Alaska energy plans spark debate

Aug. 14, 2012 at 9:07 AM

ANCHORAGE, Alaska, Aug. 14 (UPI) -- Conservationists in the United States said energy plans for Alaska show balance, while an industry trade group said it was the wrong economic decision.

U.S. Interior Secretary Ken Salazar announced plans for new drilling in about half of the National Petroleum Reserve in Alaska. The plan would open 11.8 million acres for leasing, providing access to the estimated 549 million barrels of oil and 8.7 trillion cubic feet of natural gas in the region.

Salazar, during a news conference, said the plan strikes balance between oil and gas development needs and environmental protection.

"To harness the oil and gas potential of the NPR-A, we need a plan that will help the industry bring energy safely to market from this remote location, while also protecting wildlife and subsistence rights of Alaska Natives," he said.
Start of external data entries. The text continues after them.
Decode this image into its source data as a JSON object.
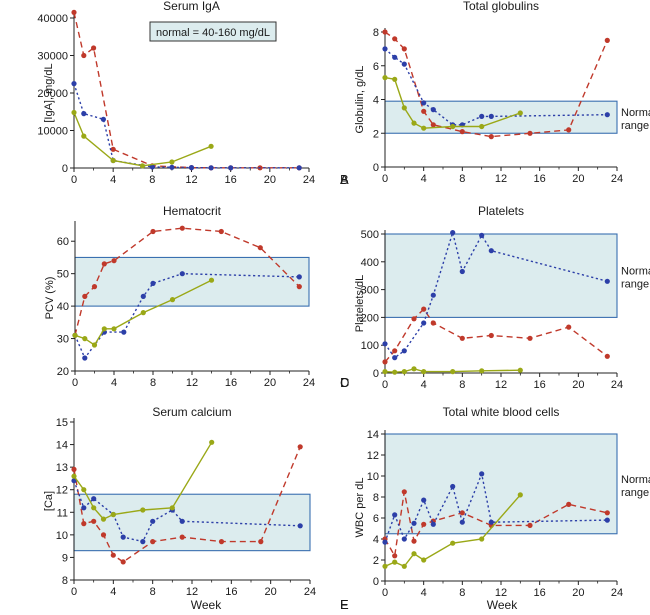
{
  "figure_note": "normal = 40-160 mg/dL",
  "xlabel": "Week",
  "normal_range_label": [
    "Normal",
    "range"
  ],
  "chart_data": [
    {
      "id": "A",
      "type": "line",
      "title": "Serum IgA",
      "ylabel": "[IgA], mg/dL",
      "xlim": [
        0,
        24
      ],
      "ylim": [
        0,
        40000
      ],
      "xticks": [
        "0",
        "4",
        "8",
        "12",
        "16",
        "20",
        "24"
      ],
      "yticks": [
        "0",
        "10000",
        "20000",
        "30000",
        "40000"
      ],
      "band": null,
      "series": [
        {
          "name": "red",
          "color": "#c0392b",
          "style": "dashed",
          "points": [
            [
              0,
              41500
            ],
            [
              1,
              30000
            ],
            [
              2,
              32000
            ],
            [
              4,
              5000
            ],
            [
              8,
              600
            ],
            [
              12,
              100
            ],
            [
              14,
              50
            ],
            [
              16,
              50
            ],
            [
              19,
              50
            ],
            [
              23,
              50
            ]
          ]
        },
        {
          "name": "blue",
          "color": "#2c3fa8",
          "style": "dotted",
          "points": [
            [
              0,
              22500
            ],
            [
              1,
              14500
            ],
            [
              3,
              13000
            ],
            [
              4,
              2000
            ],
            [
              8,
              300
            ],
            [
              10,
              200
            ],
            [
              12,
              100
            ],
            [
              14,
              50
            ],
            [
              16,
              50
            ],
            [
              23,
              50
            ]
          ]
        },
        {
          "name": "green",
          "color": "#9aa817",
          "style": "solid",
          "points": [
            [
              0,
              14800
            ],
            [
              1,
              8500
            ],
            [
              4,
              2000
            ],
            [
              7,
              600
            ],
            [
              10,
              1600
            ],
            [
              14,
              5800
            ]
          ]
        }
      ]
    },
    {
      "id": "B",
      "type": "line",
      "title": "Total globulins",
      "ylabel": "Globulin, g/dL",
      "xlim": [
        0,
        24
      ],
      "ylim": [
        0,
        8
      ],
      "xticks": [
        "0",
        "4",
        "8",
        "12",
        "16",
        "20",
        "24"
      ],
      "yticks": [
        "0",
        "2",
        "4",
        "6",
        "8"
      ],
      "band": [
        2,
        3.9
      ],
      "band_label": true,
      "series": [
        {
          "name": "red",
          "color": "#c0392b",
          "style": "dashed",
          "points": [
            [
              0,
              8
            ],
            [
              1,
              7.6
            ],
            [
              2,
              7
            ],
            [
              4,
              3.3
            ],
            [
              5,
              2.5
            ],
            [
              8,
              2.1
            ],
            [
              11,
              1.8
            ],
            [
              15,
              2
            ],
            [
              19,
              2.2
            ],
            [
              23,
              7.5
            ]
          ]
        },
        {
          "name": "blue",
          "color": "#2c3fa8",
          "style": "dotted",
          "points": [
            [
              0,
              7
            ],
            [
              1,
              6.5
            ],
            [
              2,
              6.1
            ],
            [
              4,
              3.8
            ],
            [
              5,
              3.4
            ],
            [
              7,
              2.5
            ],
            [
              8,
              2.5
            ],
            [
              10,
              3
            ],
            [
              11,
              3
            ],
            [
              23,
              3.1
            ]
          ]
        },
        {
          "name": "green",
          "color": "#9aa817",
          "style": "solid",
          "points": [
            [
              0,
              5.3
            ],
            [
              1,
              5.2
            ],
            [
              2,
              3.5
            ],
            [
              3,
              2.6
            ],
            [
              4,
              2.3
            ],
            [
              7,
              2.4
            ],
            [
              10,
              2.4
            ],
            [
              14,
              3.2
            ]
          ]
        }
      ]
    },
    {
      "id": "C",
      "type": "line",
      "title": "Hematocrit",
      "ylabel": "PCV (%)",
      "xlim": [
        0,
        24
      ],
      "ylim": [
        20,
        65
      ],
      "xticks": [
        "0",
        "4",
        "8",
        "12",
        "16",
        "20",
        "24"
      ],
      "yticks": [
        "20",
        "30",
        "40",
        "50",
        "60"
      ],
      "band": [
        40,
        55
      ],
      "band_label": false,
      "series": [
        {
          "name": "red",
          "color": "#c0392b",
          "style": "dashed",
          "points": [
            [
              0,
              31
            ],
            [
              1,
              43
            ],
            [
              2,
              46
            ],
            [
              3,
              53
            ],
            [
              4,
              54
            ],
            [
              8,
              63
            ],
            [
              11,
              64
            ],
            [
              15,
              63
            ],
            [
              19,
              58
            ],
            [
              23,
              46
            ]
          ]
        },
        {
          "name": "blue",
          "color": "#2c3fa8",
          "style": "dotted",
          "points": [
            [
              0,
              31
            ],
            [
              1,
              24
            ],
            [
              3,
              32
            ],
            [
              5,
              32
            ],
            [
              7,
              43
            ],
            [
              8,
              47
            ],
            [
              11,
              50
            ],
            [
              23,
              49
            ]
          ]
        },
        {
          "name": "green",
          "color": "#9aa817",
          "style": "solid",
          "points": [
            [
              0,
              31
            ],
            [
              1,
              30
            ],
            [
              2,
              28
            ],
            [
              3,
              33
            ],
            [
              4,
              33
            ],
            [
              7,
              38
            ],
            [
              10,
              42
            ],
            [
              14,
              48
            ]
          ]
        }
      ]
    },
    {
      "id": "D",
      "type": "line",
      "title": "Platelets",
      "ylabel": "Platelets/dL",
      "xlim": [
        0,
        24
      ],
      "ylim": [
        0,
        500
      ],
      "xticks": [
        "0",
        "4",
        "8",
        "12",
        "16",
        "20",
        "24"
      ],
      "yticks": [
        "0",
        "100",
        "200",
        "300",
        "400",
        "500"
      ],
      "band": [
        200,
        500
      ],
      "band_label": true,
      "series": [
        {
          "name": "red",
          "color": "#c0392b",
          "style": "dashed",
          "points": [
            [
              0,
              40
            ],
            [
              1,
              80
            ],
            [
              3,
              195
            ],
            [
              4,
              230
            ],
            [
              5,
              180
            ],
            [
              8,
              125
            ],
            [
              11,
              135
            ],
            [
              15,
              125
            ],
            [
              19,
              165
            ],
            [
              23,
              60
            ]
          ]
        },
        {
          "name": "blue",
          "color": "#2c3fa8",
          "style": "dotted",
          "points": [
            [
              0,
              105
            ],
            [
              1,
              55
            ],
            [
              2,
              80
            ],
            [
              4,
              180
            ],
            [
              5,
              280
            ],
            [
              7,
              505
            ],
            [
              8,
              365
            ],
            [
              10,
              495
            ],
            [
              11,
              440
            ],
            [
              23,
              330
            ]
          ]
        },
        {
          "name": "green",
          "color": "#9aa817",
          "style": "solid",
          "points": [
            [
              0,
              5
            ],
            [
              1,
              3
            ],
            [
              2,
              5
            ],
            [
              3,
              15
            ],
            [
              4,
              5
            ],
            [
              7,
              5
            ],
            [
              10,
              8
            ],
            [
              14,
              10
            ]
          ]
        }
      ]
    },
    {
      "id": "E",
      "type": "line",
      "title": "Serum calcium",
      "ylabel": "[Ca]",
      "xlim": [
        0,
        24
      ],
      "ylim": [
        8,
        15
      ],
      "xticks": [
        "0",
        "4",
        "8",
        "12",
        "16",
        "20",
        "24"
      ],
      "yticks": [
        "8",
        "9",
        "10",
        "11",
        "12",
        "13",
        "14",
        "15"
      ],
      "band": [
        9.3,
        11.8
      ],
      "band_label": false,
      "series": [
        {
          "name": "red",
          "color": "#c0392b",
          "style": "dashed",
          "points": [
            [
              0,
              12.9
            ],
            [
              1,
              10.5
            ],
            [
              2,
              10.6
            ],
            [
              3,
              10
            ],
            [
              4,
              9.1
            ],
            [
              5,
              8.8
            ],
            [
              8,
              9.7
            ],
            [
              11,
              9.9
            ],
            [
              15,
              9.7
            ],
            [
              19,
              9.7
            ],
            [
              23,
              13.9
            ]
          ]
        },
        {
          "name": "blue",
          "color": "#2c3fa8",
          "style": "dotted",
          "points": [
            [
              0,
              12.4
            ],
            [
              1,
              11.2
            ],
            [
              2,
              11.6
            ],
            [
              4,
              10.9
            ],
            [
              5,
              9.9
            ],
            [
              7,
              9.7
            ],
            [
              8,
              10.6
            ],
            [
              10,
              11.1
            ],
            [
              11,
              10.6
            ],
            [
              23,
              10.4
            ]
          ]
        },
        {
          "name": "green",
          "color": "#9aa817",
          "style": "solid",
          "points": [
            [
              0,
              12.6
            ],
            [
              1,
              12
            ],
            [
              2,
              11.2
            ],
            [
              3,
              10.7
            ],
            [
              4,
              10.9
            ],
            [
              7,
              11.1
            ],
            [
              10,
              11.2
            ],
            [
              14,
              14.1
            ]
          ]
        }
      ]
    },
    {
      "id": "F",
      "type": "line",
      "title": "Total white blood cells",
      "ylabel": "WBC per dL",
      "xlim": [
        0,
        24
      ],
      "ylim": [
        0,
        14
      ],
      "xticks": [
        "0",
        "4",
        "8",
        "12",
        "16",
        "20",
        "24"
      ],
      "yticks": [
        "0",
        "2",
        "4",
        "6",
        "8",
        "10",
        "12",
        "14"
      ],
      "band": [
        4.5,
        14.5
      ],
      "band_label": true,
      "series": [
        {
          "name": "red",
          "color": "#c0392b",
          "style": "dashed",
          "points": [
            [
              0,
              4
            ],
            [
              1,
              2.4
            ],
            [
              2,
              8.5
            ],
            [
              3,
              3.8
            ],
            [
              4,
              5.4
            ],
            [
              5,
              5.7
            ],
            [
              8,
              6.5
            ],
            [
              11,
              5.3
            ],
            [
              15,
              5.3
            ],
            [
              19,
              7.3
            ],
            [
              23,
              6.5
            ]
          ]
        },
        {
          "name": "blue",
          "color": "#2c3fa8",
          "style": "dotted",
          "points": [
            [
              0,
              3.7
            ],
            [
              1,
              6.3
            ],
            [
              2,
              4
            ],
            [
              3,
              5.5
            ],
            [
              4,
              7.7
            ],
            [
              5,
              5.4
            ],
            [
              7,
              9
            ],
            [
              8,
              5.6
            ],
            [
              10,
              10.2
            ],
            [
              11,
              5.6
            ],
            [
              23,
              5.8
            ]
          ]
        },
        {
          "name": "green",
          "color": "#9aa817",
          "style": "solid",
          "points": [
            [
              0,
              1.4
            ],
            [
              1,
              1.8
            ],
            [
              2,
              1.4
            ],
            [
              3,
              2.6
            ],
            [
              4,
              2
            ],
            [
              7,
              3.6
            ],
            [
              10,
              4
            ],
            [
              14,
              8.2
            ]
          ]
        }
      ]
    }
  ]
}
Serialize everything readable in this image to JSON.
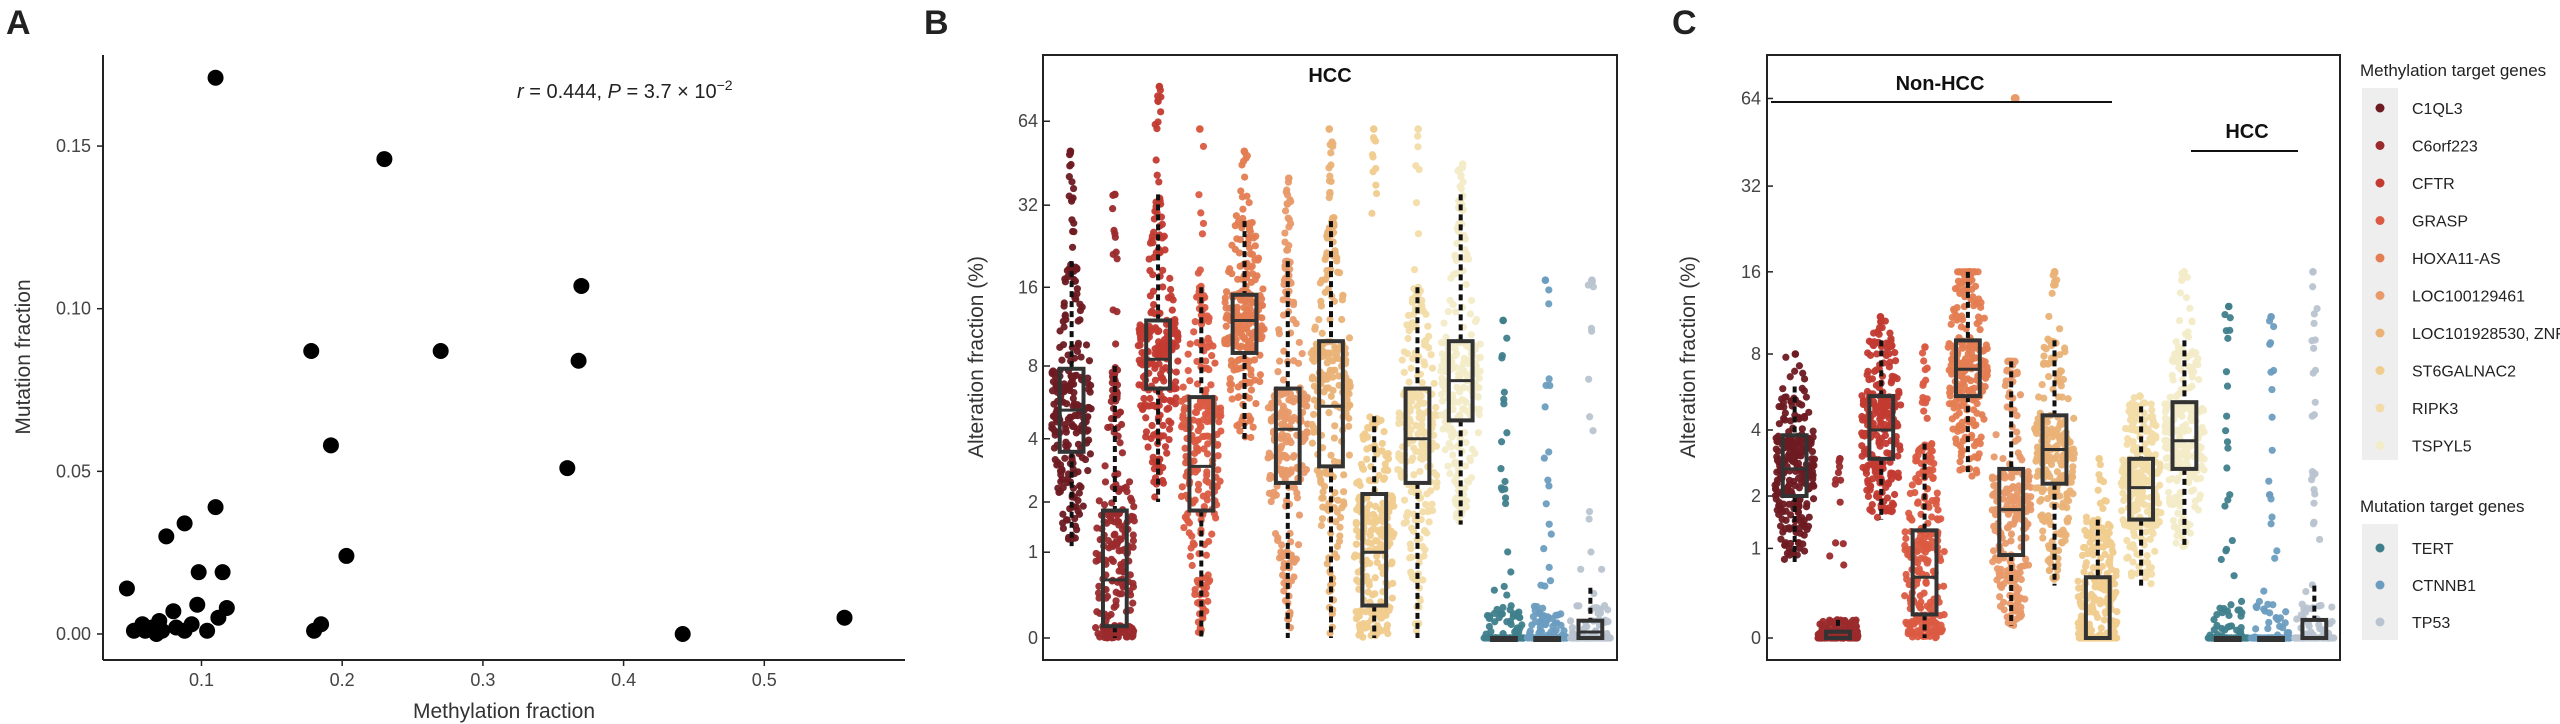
{
  "panels": {
    "A": {
      "letter": "A"
    },
    "B": {
      "letter": "B",
      "group_label": "HCC"
    },
    "C": {
      "letter": "C",
      "group_labels": [
        "Non-HCC",
        "HCC"
      ]
    }
  },
  "legend": {
    "methylation_title": "Methylation target genes",
    "methylation_genes": [
      {
        "name": "C1QL3",
        "color": "#6e1a22"
      },
      {
        "name": "C6orf223",
        "color": "#9a2a2c"
      },
      {
        "name": "CFTR",
        "color": "#c23a30"
      },
      {
        "name": "GRASP",
        "color": "#db5b42"
      },
      {
        "name": "HOXA11-AS",
        "color": "#e47d52"
      },
      {
        "name": "LOC100129461",
        "color": "#e89a6a"
      },
      {
        "name": "LOC101928530, ZNF605",
        "color": "#eab276"
      },
      {
        "name": "ST6GALNAC2",
        "color": "#f0cc8e"
      },
      {
        "name": "RIPK3",
        "color": "#f2dca8"
      },
      {
        "name": "TSPYL5",
        "color": "#f3ecc8"
      }
    ],
    "mutation_title": "Mutation target genes",
    "mutation_genes": [
      {
        "name": "TERT",
        "color": "#3f7f8c"
      },
      {
        "name": "CTNNB1",
        "color": "#6c9dc0"
      },
      {
        "name": "TP53",
        "color": "#b9c4d0"
      }
    ]
  },
  "chart_data": [
    {
      "type": "scatter",
      "panel": "A",
      "xlabel": "Methylation fraction",
      "ylabel": "Mutation fraction",
      "annotation": {
        "r_label": "r",
        "r_value": " = 0.444,  ",
        "p_label": "P",
        "p_value": " = 3.7 × 10",
        "p_exp": "−2"
      },
      "xlim": [
        0.03,
        0.6
      ],
      "ylim": [
        -0.008,
        0.178
      ],
      "x_ticks": [
        0.1,
        0.2,
        0.3,
        0.4,
        0.5
      ],
      "x_tick_labels": [
        "0.1",
        "0.2",
        "0.3",
        "0.4",
        "0.5"
      ],
      "y_ticks": [
        0.0,
        0.05,
        0.1,
        0.15
      ],
      "y_tick_labels": [
        "0.00",
        "0.05",
        "0.10",
        "0.15"
      ],
      "points": [
        [
          0.11,
          0.171
        ],
        [
          0.23,
          0.146
        ],
        [
          0.37,
          0.107
        ],
        [
          0.178,
          0.087
        ],
        [
          0.27,
          0.087
        ],
        [
          0.368,
          0.084
        ],
        [
          0.192,
          0.058
        ],
        [
          0.36,
          0.051
        ],
        [
          0.11,
          0.039
        ],
        [
          0.088,
          0.034
        ],
        [
          0.075,
          0.03
        ],
        [
          0.203,
          0.024
        ],
        [
          0.115,
          0.019
        ],
        [
          0.098,
          0.019
        ],
        [
          0.047,
          0.014
        ],
        [
          0.118,
          0.008
        ],
        [
          0.112,
          0.005
        ],
        [
          0.097,
          0.009
        ],
        [
          0.08,
          0.007
        ],
        [
          0.07,
          0.004
        ],
        [
          0.065,
          0.002
        ],
        [
          0.06,
          0.001
        ],
        [
          0.052,
          0.001
        ],
        [
          0.058,
          0.003
        ],
        [
          0.072,
          0.001
        ],
        [
          0.082,
          0.002
        ],
        [
          0.088,
          0.001
        ],
        [
          0.093,
          0.003
        ],
        [
          0.104,
          0.001
        ],
        [
          0.068,
          0.0
        ],
        [
          0.185,
          0.003
        ],
        [
          0.18,
          0.001
        ],
        [
          0.442,
          0.0
        ],
        [
          0.557,
          0.005
        ]
      ]
    },
    {
      "type": "box-beeswarm",
      "panel": "B",
      "ylabel": "Alteration fraction (%)",
      "y_scale": "pseudo-log2",
      "y_ticks": [
        0,
        1,
        2,
        4,
        8,
        16,
        32,
        64
      ],
      "y_tick_labels": [
        "0",
        "1",
        "2",
        "4",
        "8",
        "16",
        "32",
        "64"
      ],
      "ylim": [
        0,
        110
      ],
      "series": [
        {
          "gene": "C1QL3",
          "q1": 3.5,
          "median": 5.3,
          "q3": 7.8,
          "wlo": 1.1,
          "whi": 20,
          "max": 50,
          "min": 0
        },
        {
          "gene": "C6orf223",
          "q1": 0.1,
          "median": 0.6,
          "q3": 1.8,
          "wlo": 0,
          "whi": 8,
          "max": 35,
          "min": 0
        },
        {
          "gene": "CFTR",
          "q1": 6.5,
          "median": 8.5,
          "q3": 12,
          "wlo": 2,
          "whi": 35,
          "max": 85,
          "min": 0.8
        },
        {
          "gene": "GRASP",
          "q1": 1.8,
          "median": 3,
          "q3": 6,
          "wlo": 0,
          "whi": 16,
          "max": 60,
          "min": 0
        },
        {
          "gene": "HOXA11-AS",
          "q1": 9,
          "median": 12,
          "q3": 15,
          "wlo": 4,
          "whi": 28,
          "max": 50,
          "min": 1.3
        },
        {
          "gene": "LOC100129461",
          "q1": 2.5,
          "median": 4.4,
          "q3": 6.5,
          "wlo": 0,
          "whi": 20,
          "max": 40,
          "min": 0
        },
        {
          "gene": "LOC101928530, ZNF605",
          "q1": 3,
          "median": 5.5,
          "q3": 10,
          "wlo": 0,
          "whi": 28,
          "max": 60,
          "min": 0
        },
        {
          "gene": "ST6GALNAC2",
          "q1": 0.3,
          "median": 1,
          "q3": 2.2,
          "wlo": 0,
          "whi": 5,
          "max": 60,
          "min": 0
        },
        {
          "gene": "RIPK3",
          "q1": 2.5,
          "median": 4,
          "q3": 6.5,
          "wlo": 0,
          "whi": 16,
          "max": 60,
          "min": 0.1
        },
        {
          "gene": "TSPYL5",
          "q1": 4.8,
          "median": 7,
          "q3": 10,
          "wlo": 1.5,
          "whi": 35,
          "max": 45,
          "min": 0.2
        },
        {
          "gene": "TERT",
          "q1": 0,
          "median": 0,
          "q3": 0,
          "wlo": 0,
          "whi": 0,
          "max": 12,
          "min": 0
        },
        {
          "gene": "CTNNB1",
          "q1": 0,
          "median": 0,
          "q3": 0,
          "wlo": 0,
          "whi": 0,
          "max": 17,
          "min": 0
        },
        {
          "gene": "TP53",
          "q1": 0,
          "median": 0.05,
          "q3": 0.15,
          "wlo": 0,
          "whi": 0.5,
          "max": 17,
          "min": 0
        }
      ]
    },
    {
      "type": "box-beeswarm",
      "panel": "C",
      "ylabel": "Alteration fraction (%)",
      "y_scale": "pseudo-log2",
      "y_ticks": [
        0,
        1,
        2,
        4,
        8,
        16,
        32,
        64
      ],
      "y_tick_labels": [
        "0",
        "1",
        "2",
        "4",
        "8",
        "16",
        "32",
        "64"
      ],
      "ylim": [
        0,
        90
      ],
      "series": [
        {
          "gene": "C1QL3",
          "q1": 2,
          "median": 2.7,
          "q3": 3.8,
          "wlo": 0.8,
          "whi": 6,
          "max": 8,
          "min": 0.4
        },
        {
          "gene": "C6orf223",
          "q1": 0,
          "median": 0,
          "q3": 0.05,
          "wlo": 0,
          "whi": 0.15,
          "max": 3,
          "min": 0
        },
        {
          "gene": "CFTR",
          "q1": 3,
          "median": 4,
          "q3": 5.5,
          "wlo": 1.5,
          "whi": 9,
          "max": 11,
          "min": 1.2
        },
        {
          "gene": "GRASP",
          "q1": 0.2,
          "median": 0.6,
          "q3": 1.3,
          "wlo": 0,
          "whi": 3.5,
          "max": 8.5,
          "min": 0
        },
        {
          "gene": "HOXA11-AS",
          "q1": 5.5,
          "median": 7,
          "q3": 9,
          "wlo": 2.5,
          "whi": 16,
          "max": 16,
          "min": 1.3
        },
        {
          "gene": "LOC100129461",
          "q1": 0.9,
          "median": 1.7,
          "q3": 2.7,
          "wlo": 0.1,
          "whi": 7.5,
          "max": 7.5,
          "min": 0
        },
        {
          "gene": "LOC101928530, ZNF605",
          "q1": 2.3,
          "median": 3.3,
          "q3": 4.6,
          "wlo": 0.5,
          "whi": 9,
          "max": 16,
          "min": 0
        },
        {
          "gene": "ST6GALNAC2",
          "q1": 0,
          "median": 0,
          "q3": 0.6,
          "wlo": 0,
          "whi": 1.5,
          "max": 3,
          "min": 0
        },
        {
          "gene": "RIPK3",
          "q1": 1.5,
          "median": 2.2,
          "q3": 3,
          "wlo": 0.5,
          "whi": 5,
          "max": 5.5,
          "min": 0.1
        },
        {
          "gene": "TSPYL5",
          "q1": 2.7,
          "median": 3.6,
          "q3": 5.2,
          "wlo": 1,
          "whi": 9,
          "max": 16,
          "min": 0.8
        },
        {
          "gene": "TERT",
          "q1": 0,
          "median": 0,
          "q3": 0,
          "wlo": 0,
          "whi": 0,
          "max": 12,
          "min": 0
        },
        {
          "gene": "CTNNB1",
          "q1": 0,
          "median": 0,
          "q3": 0,
          "wlo": 0,
          "whi": 0,
          "max": 11,
          "min": 0
        },
        {
          "gene": "TP53",
          "q1": 0,
          "median": 0,
          "q3": 0.15,
          "wlo": 0,
          "whi": 0.5,
          "max": 16,
          "min": 0
        }
      ],
      "outliers": [
        {
          "gene": "LOC100129461",
          "value": 64
        }
      ]
    }
  ]
}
National Audubon Society President David Yarnold welcomed Salazar's plans as a "great victory for birds, wildlife and common sense."

Erik Milito, upstream director for the American Petroleum Institute, was quoted by The Washington Post as saying Salazar's plan "continues to leave domestic energy resources, jobs and government revenue off the table."

NPR-A was established in 1923 to ensure the U.S. military had enough energy as it moved from coal-fired power.